As the proton beam travels through matter, there are two main mechanisms by which energy is lost via Coulomb interactions. First, energy is lost through proton interaction with atomic electrons, which cause the limited range of protons in matter. The second cause of energy loss occurs when the proton interacts with the nucleus, which causes multiple proton scatter events. These scatter events cause the proton's path to deviate from a straight line (figure 3. Dr. Tony Lomax, PSI). Proton scatter affects the lateral margins of the beam (penumbra). Typically, 6 mV photons have a lateral fall off of 6 mm at 10 cm depth (dose from 80% ->20%) versus protons, which have a lateral fall off of 5-8 mm at 10 cm depth. Scatter is primarily due to multiple coulomb scattering, which also happens with electron therapy, but to a much lesser degree with protons. This scatter is generally insignificant at lesser depths, but the effect increases with depth. This contributes to the lateral dose distribution of the proton beam due to secondary particles that occur due to nuclear reactions.

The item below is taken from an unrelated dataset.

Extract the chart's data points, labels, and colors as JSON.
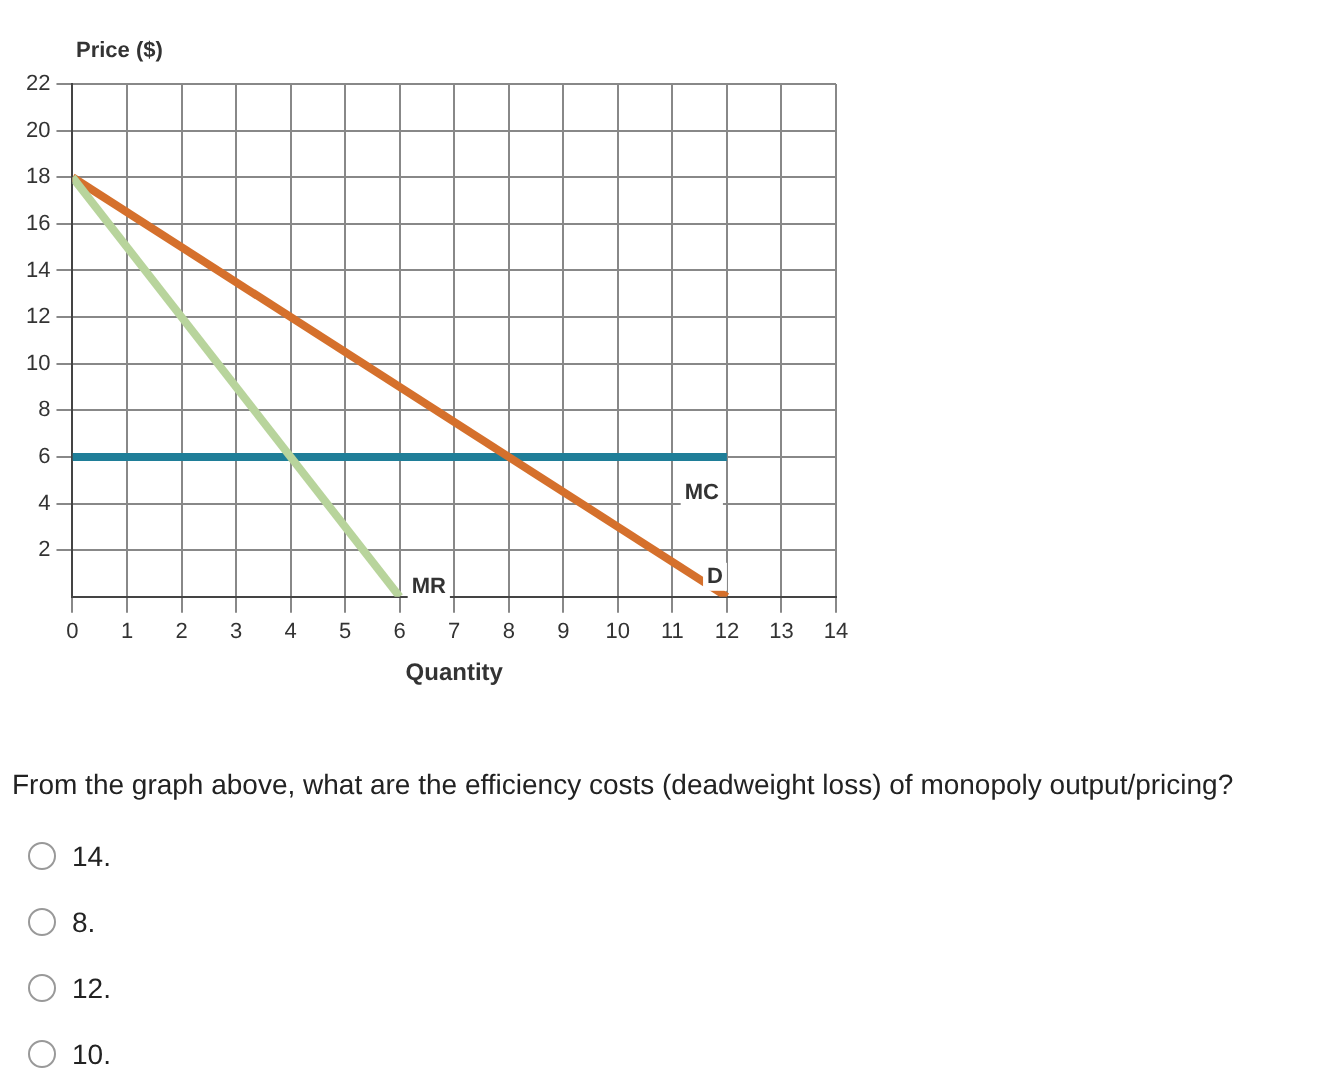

Some of the Coulomb interactions can be avoided to minimize the lateral penumbra of a proton beam, while others are unavoidable. Coulomb scattering can occur in the air, within components of the proton delivery system, and within the patient. Multiple Coulomb scatter occurring within the patient is unavoidable. Within the patient, the amount of multiple Coulomb scatter has an almost linear relationship with the range, and the amount of scatter that is due to multiple Coulomb scatter represents the smallest amount of penumbra possible for a given proton beam.

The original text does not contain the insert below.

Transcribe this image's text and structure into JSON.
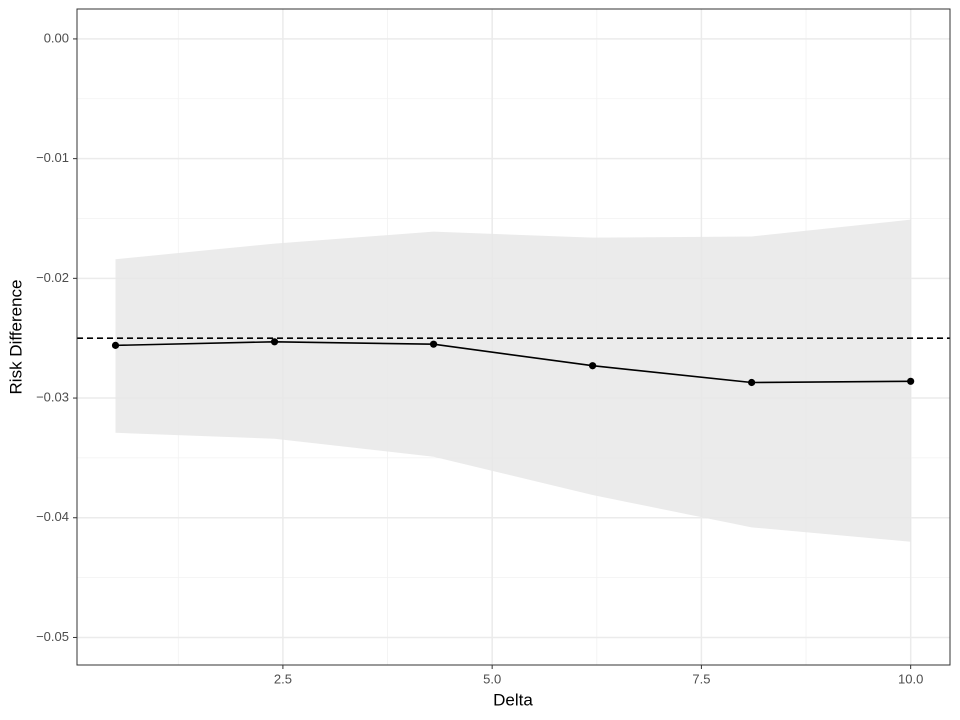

Hence, it is important to limit all other causes of multiple Coulomb scatter in order to keep the lateral penumbra as sharp as possible. To limit the amount of multiple Coulomb scatter due to equipment, the vacuum system in the beam line should be placed as downstream as possible. Additionally, monitoring devices should be made from the lightest material possible and be made as thin as possible. Any range modulation device should also be as upstream as possible to limit scatter as well. Additionally, the nozzle should be placed as close to the patient as possible to further decrease scatter. Generally, scanning beams are able to achieve a much sharper lateral penumbra by optimizing the energy of individual beam spots to limit penumbra.